- Born: 8 March 1905 Sharlyk, Orenburg Governorate, Russian Empire
- Died: 13 April 1977 (aged 72) Moscow, Soviet Union
- Allegiance: Soviet Union
- Branch: Soviet Army
- Service years: 1927–1977
- Rank: Colonel general
- Unit: 13th Guards Rifle Division; 32nd Guards Rifle Corps, which included the 13th Guards Rifle Division, the 66th Guards Rifle Division, and the 6th Guards Airborne Division
- Commands: Deputy Commander of the Eastern Siberian Military District and the Northern Military District
- Conflicts: Spanish Civil War; World War II Eastern Front Battle of Kharkov; Battle of Stalingrad; Battle of Kursk; Operation Bagration; ; ;
- Awards: Hero of the Soviet Union (twice)
- Relations: Gleb Baklanov

= Aleksandr Rodimtsev =

Military officer and hero of the Soviet Union

Alexander Ilich Rodimtsev (Александр Ильич Родимцев; 8 March 1905 13 April 1977) was a colonel general in the Red Army during World War II and who was awarded the title Hero of the Soviet Union in 1937 and 1945.

== Career ==
Rodimtsev joined the Red Army in 1927. He fought in the Spanish Civil War on the side of the Republicans against Francisco Franco in 1936-1937, where he earned his first decoration as a Hero of the Soviet Union. During the course of the Second World War, he is best remembered for his role in the Battle of Stalingrad, where he brilliantly commanded the 13th Guards Rifle Division which earned him his second order of Hero of the Soviet Union. The division was charged to hold the Germans between Mamayev Kurgan and Tsaritsa Gorge, which his outnumbered and outgunned force successfully did. Rodimtsev was vastly popular with his troops and was well known for his bravery.

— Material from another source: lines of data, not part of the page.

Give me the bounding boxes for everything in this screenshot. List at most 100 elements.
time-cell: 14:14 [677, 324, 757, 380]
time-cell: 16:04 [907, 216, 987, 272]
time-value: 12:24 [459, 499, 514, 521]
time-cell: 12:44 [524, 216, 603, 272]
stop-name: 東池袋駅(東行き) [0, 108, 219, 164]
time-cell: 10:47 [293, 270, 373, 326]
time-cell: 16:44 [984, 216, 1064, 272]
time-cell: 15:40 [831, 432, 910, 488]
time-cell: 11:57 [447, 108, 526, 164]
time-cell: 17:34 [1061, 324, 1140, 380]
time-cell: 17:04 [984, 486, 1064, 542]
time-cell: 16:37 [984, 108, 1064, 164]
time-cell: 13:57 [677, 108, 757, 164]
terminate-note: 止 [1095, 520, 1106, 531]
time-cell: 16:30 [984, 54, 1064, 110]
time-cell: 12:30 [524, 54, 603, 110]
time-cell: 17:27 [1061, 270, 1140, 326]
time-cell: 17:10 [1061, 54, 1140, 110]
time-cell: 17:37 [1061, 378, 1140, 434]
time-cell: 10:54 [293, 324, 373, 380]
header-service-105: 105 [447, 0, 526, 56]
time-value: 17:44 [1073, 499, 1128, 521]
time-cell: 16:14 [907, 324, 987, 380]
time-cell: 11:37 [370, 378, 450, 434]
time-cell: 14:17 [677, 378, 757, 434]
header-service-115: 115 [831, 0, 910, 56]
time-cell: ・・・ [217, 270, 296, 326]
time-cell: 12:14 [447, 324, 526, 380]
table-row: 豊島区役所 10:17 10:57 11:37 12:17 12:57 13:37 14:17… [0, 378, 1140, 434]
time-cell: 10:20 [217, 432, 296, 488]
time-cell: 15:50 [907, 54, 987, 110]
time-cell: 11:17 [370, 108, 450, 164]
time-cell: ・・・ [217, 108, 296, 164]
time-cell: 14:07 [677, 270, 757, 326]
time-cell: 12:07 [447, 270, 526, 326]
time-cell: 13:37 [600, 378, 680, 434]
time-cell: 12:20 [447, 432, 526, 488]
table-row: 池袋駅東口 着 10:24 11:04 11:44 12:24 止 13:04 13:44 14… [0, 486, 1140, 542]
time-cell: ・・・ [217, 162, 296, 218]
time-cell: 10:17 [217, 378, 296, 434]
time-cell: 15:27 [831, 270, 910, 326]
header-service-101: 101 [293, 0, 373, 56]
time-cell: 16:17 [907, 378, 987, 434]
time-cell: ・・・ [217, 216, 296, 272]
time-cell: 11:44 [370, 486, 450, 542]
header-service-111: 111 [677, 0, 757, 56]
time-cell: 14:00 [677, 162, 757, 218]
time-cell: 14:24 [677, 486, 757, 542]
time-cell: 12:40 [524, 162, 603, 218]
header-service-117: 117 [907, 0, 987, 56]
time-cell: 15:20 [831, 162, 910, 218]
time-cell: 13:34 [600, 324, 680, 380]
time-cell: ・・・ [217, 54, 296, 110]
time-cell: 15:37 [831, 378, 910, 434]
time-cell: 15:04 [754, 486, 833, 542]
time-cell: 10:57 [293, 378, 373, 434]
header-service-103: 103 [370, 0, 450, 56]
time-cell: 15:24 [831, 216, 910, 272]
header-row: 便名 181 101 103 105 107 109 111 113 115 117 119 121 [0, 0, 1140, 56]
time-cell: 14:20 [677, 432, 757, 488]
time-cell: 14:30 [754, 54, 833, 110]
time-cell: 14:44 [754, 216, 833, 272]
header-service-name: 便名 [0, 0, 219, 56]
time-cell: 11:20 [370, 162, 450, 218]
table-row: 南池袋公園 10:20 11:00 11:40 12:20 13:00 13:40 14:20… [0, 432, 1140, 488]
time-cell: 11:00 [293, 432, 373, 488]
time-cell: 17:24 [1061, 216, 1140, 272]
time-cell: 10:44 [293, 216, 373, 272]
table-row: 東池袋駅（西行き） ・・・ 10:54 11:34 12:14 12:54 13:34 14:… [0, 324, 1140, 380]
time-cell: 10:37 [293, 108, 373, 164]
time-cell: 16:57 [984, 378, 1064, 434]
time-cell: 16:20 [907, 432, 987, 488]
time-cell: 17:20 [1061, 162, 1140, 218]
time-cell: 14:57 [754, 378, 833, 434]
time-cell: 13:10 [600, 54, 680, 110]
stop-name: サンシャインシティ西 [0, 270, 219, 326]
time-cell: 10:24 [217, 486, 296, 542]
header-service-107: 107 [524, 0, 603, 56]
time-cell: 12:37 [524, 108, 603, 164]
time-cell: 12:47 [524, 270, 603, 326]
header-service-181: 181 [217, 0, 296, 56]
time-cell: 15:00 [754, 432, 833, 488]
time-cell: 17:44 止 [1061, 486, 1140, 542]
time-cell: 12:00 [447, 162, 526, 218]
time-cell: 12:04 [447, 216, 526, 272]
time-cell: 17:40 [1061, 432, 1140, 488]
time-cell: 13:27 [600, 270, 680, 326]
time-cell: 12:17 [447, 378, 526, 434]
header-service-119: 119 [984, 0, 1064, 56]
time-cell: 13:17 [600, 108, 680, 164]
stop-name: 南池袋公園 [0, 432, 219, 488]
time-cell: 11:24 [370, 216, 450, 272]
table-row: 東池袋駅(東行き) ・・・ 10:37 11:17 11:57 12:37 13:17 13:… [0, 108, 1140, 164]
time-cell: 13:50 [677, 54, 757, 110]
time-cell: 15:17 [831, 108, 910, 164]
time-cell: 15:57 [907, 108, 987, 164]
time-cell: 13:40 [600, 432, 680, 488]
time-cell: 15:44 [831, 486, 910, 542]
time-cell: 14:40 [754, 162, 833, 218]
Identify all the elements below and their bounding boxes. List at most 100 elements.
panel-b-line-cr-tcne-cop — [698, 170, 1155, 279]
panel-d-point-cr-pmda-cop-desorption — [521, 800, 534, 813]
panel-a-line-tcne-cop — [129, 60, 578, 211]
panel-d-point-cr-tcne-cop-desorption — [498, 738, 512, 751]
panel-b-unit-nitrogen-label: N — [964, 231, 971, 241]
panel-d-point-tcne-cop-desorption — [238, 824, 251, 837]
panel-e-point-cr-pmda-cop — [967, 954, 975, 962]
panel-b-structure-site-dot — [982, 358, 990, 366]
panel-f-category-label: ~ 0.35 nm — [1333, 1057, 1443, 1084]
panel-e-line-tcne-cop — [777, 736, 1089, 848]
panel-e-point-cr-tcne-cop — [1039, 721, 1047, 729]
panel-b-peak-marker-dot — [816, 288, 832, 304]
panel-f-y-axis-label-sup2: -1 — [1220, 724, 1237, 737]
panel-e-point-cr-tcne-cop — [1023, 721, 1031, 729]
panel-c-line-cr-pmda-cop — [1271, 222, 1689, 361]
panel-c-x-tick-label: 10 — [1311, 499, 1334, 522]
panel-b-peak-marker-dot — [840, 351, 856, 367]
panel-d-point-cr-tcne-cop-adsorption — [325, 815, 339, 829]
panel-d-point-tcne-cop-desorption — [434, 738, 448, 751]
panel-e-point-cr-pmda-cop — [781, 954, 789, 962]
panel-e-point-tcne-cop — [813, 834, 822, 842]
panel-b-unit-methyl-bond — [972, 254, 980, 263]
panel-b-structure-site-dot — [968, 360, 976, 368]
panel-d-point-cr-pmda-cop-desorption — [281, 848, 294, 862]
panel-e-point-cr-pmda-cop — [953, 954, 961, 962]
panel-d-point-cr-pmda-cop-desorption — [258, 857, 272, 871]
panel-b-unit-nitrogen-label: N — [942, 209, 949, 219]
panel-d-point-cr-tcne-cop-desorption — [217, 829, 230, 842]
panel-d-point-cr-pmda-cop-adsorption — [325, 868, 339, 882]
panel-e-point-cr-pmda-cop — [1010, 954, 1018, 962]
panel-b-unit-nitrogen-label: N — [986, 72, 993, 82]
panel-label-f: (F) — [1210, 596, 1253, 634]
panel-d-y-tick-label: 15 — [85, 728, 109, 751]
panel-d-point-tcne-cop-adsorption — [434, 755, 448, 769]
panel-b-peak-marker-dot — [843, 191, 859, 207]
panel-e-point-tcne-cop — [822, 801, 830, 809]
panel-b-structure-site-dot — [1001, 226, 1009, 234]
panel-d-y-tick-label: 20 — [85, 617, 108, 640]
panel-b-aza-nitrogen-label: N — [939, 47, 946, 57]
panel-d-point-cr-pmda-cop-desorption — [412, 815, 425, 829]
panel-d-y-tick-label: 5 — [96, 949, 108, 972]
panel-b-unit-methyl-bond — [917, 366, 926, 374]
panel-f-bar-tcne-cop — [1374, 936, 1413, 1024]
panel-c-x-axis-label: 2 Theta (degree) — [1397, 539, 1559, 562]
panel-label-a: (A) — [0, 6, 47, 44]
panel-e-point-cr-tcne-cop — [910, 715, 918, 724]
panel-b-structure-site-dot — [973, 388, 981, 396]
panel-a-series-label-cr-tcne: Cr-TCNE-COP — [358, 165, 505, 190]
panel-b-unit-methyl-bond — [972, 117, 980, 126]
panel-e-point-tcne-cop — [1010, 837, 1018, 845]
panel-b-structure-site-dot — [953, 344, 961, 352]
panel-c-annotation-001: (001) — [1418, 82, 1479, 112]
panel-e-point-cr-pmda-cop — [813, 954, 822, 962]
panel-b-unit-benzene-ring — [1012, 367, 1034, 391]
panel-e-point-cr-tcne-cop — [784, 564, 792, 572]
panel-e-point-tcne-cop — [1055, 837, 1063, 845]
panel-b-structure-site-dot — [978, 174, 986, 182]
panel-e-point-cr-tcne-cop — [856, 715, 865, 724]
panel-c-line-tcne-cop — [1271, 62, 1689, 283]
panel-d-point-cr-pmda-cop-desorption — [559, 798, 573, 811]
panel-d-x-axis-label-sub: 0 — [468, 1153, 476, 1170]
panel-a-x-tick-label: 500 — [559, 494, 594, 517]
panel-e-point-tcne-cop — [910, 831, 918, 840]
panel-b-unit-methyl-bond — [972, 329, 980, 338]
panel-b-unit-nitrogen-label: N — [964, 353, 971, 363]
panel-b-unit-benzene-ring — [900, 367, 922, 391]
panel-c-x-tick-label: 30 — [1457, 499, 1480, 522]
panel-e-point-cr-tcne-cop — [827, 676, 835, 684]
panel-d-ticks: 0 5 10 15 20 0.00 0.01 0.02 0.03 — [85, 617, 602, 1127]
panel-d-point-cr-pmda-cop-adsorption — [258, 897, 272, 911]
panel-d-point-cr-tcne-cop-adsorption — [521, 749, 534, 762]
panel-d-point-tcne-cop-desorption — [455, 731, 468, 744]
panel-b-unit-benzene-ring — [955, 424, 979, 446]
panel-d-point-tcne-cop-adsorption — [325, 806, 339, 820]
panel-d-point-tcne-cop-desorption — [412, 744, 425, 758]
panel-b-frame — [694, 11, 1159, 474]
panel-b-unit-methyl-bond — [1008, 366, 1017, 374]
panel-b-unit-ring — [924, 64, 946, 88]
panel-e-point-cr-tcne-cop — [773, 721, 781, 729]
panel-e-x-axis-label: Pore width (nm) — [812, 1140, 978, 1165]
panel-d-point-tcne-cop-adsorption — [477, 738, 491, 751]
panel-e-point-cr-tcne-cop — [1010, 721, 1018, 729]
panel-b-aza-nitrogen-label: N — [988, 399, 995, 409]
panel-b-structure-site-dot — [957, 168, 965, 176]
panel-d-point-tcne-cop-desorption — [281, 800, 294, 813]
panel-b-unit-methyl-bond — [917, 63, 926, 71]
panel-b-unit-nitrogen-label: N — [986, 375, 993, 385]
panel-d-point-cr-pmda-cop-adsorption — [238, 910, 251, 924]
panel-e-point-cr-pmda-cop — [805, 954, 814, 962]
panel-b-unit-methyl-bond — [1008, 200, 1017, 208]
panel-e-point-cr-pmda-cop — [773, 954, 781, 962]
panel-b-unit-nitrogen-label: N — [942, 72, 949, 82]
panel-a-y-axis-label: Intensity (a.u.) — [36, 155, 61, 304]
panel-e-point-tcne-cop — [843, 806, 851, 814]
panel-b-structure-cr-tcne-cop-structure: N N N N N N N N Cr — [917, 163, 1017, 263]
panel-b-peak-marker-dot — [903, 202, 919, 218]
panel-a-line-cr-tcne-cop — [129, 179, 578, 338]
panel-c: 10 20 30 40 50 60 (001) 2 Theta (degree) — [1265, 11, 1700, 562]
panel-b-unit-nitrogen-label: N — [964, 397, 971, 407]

In 1943, after the Battle of Stalingrad, Rodimtsev commanded the 32nd Guards Rifle Corps, which included the 13th Guards Rifle Division, the 66th Guards Rifle Division, and the 6th Guards Airborne Division. The 32nd Guards Rifle Corps was an element of the 5th Guards Army, which was a part of the Steppe Front (commanded by Marshal Ivan Konev), and engaged SS Panzer divisions at the Battle of Kursk.

After the war Rodimtsev served as the Deputy Commander of the Eastern Siberian Military District, then served as a military attaché in Albania, before serving again as a deputy commander for a Military District, this time for the Northern Military District.